A total of 50 Dutch people or people with a Dutch visa have now been evacuated from Afghanistan, which fell to the Taliban on Sunday, the Ministry of Foreign Affairs tweeted. These include the 35 who landed at Schiphol on Wednesday. Also on that C-17 transport plane were 16 Belgians, two Germans, and two Brits, NOS reports. They disembarked at Schiphol and were offered a place to sleep in the Netherlands.

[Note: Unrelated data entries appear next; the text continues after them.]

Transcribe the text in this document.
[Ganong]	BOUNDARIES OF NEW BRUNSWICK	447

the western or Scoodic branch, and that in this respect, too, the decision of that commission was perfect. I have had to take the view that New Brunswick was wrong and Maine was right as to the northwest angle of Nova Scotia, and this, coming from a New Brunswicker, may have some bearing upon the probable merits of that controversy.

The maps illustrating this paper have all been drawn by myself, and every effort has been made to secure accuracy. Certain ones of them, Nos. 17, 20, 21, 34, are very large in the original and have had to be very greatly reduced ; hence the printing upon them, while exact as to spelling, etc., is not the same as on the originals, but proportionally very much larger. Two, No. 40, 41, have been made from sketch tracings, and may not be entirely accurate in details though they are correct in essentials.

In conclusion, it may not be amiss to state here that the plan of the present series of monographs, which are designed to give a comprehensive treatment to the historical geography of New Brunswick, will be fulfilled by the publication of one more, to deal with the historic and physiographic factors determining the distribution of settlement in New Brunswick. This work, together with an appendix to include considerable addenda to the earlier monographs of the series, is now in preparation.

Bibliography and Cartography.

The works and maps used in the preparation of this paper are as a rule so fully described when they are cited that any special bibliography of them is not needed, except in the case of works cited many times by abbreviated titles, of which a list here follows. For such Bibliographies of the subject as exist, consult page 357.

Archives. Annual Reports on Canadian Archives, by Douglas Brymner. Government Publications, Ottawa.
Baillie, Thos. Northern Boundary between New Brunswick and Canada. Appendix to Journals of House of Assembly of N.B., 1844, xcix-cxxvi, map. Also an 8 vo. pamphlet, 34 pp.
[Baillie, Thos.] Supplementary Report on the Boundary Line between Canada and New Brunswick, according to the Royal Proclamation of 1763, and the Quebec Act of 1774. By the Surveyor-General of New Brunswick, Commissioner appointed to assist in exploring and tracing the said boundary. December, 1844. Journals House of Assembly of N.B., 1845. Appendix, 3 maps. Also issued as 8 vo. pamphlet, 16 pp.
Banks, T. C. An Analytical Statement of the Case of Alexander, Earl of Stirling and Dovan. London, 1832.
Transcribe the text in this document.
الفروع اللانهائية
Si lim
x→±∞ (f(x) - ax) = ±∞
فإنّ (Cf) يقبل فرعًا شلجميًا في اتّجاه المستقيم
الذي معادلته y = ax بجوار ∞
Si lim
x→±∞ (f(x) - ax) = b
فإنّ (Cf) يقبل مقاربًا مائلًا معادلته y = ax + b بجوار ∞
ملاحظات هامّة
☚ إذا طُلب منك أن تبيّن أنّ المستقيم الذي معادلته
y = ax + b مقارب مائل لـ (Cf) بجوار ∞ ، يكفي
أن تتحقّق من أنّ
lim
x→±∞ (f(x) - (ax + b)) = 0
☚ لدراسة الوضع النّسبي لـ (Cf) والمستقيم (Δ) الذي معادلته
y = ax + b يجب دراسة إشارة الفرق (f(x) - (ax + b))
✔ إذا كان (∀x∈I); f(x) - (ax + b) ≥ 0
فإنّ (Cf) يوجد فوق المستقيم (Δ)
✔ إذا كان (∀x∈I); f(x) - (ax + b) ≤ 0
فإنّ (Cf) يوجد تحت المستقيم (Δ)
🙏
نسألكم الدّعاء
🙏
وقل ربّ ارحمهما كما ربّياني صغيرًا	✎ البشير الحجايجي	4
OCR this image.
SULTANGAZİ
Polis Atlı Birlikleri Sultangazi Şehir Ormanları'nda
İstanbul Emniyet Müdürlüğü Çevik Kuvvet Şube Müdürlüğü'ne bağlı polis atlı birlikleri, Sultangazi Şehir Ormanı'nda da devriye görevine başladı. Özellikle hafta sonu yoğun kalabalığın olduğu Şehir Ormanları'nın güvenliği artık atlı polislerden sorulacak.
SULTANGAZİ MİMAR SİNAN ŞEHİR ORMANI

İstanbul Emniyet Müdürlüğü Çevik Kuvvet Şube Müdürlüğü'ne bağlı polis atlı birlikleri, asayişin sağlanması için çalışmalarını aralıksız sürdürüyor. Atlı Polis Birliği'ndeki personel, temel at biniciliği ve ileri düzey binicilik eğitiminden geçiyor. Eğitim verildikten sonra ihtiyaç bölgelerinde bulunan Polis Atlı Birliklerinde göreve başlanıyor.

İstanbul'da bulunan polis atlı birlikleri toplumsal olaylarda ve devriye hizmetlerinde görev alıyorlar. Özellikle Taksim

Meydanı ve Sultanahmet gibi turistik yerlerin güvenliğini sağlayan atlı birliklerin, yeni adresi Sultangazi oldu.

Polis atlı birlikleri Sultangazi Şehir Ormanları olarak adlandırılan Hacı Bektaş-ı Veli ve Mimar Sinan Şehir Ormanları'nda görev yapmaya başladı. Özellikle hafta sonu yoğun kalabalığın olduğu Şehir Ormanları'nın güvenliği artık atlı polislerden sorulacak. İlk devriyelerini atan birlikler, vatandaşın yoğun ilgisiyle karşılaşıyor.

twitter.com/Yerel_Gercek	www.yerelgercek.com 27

A team of doctors and psychologists were waiting at the airport, to offer the evacuees whatever help they need. The evacuees will also be tested for the coronavirus.
The new Dutch embassy team consists of ambassador Caecilia Wijgers, a consular emergency team, and 62 military personnel, Kaag said. The team they are taking over for is already back in the Netherlands.
Earlier this week it became known that the embassy employees who are now being replaced were lifted from their beds by American soldiers during the early morning hours of Sunday. They were taken to the airport and left the country on Monday evening.
This was widely criticized because the local embassy staff were not warned of the evacuation. These Afghan embassy employees went to work on Sunday to find an abandoned embassy.
In the parliamentary debate on this crisis on Tuesday, Kaag said that this was due to a "communications breakdown" and not because of any ill will. "They had to leave immediately on instruction," she said about the Dutch embassy employees.
The Ministry of Defense aims to step up the evacuation process soon and pick up people in Kabul three times per day, according to NOS.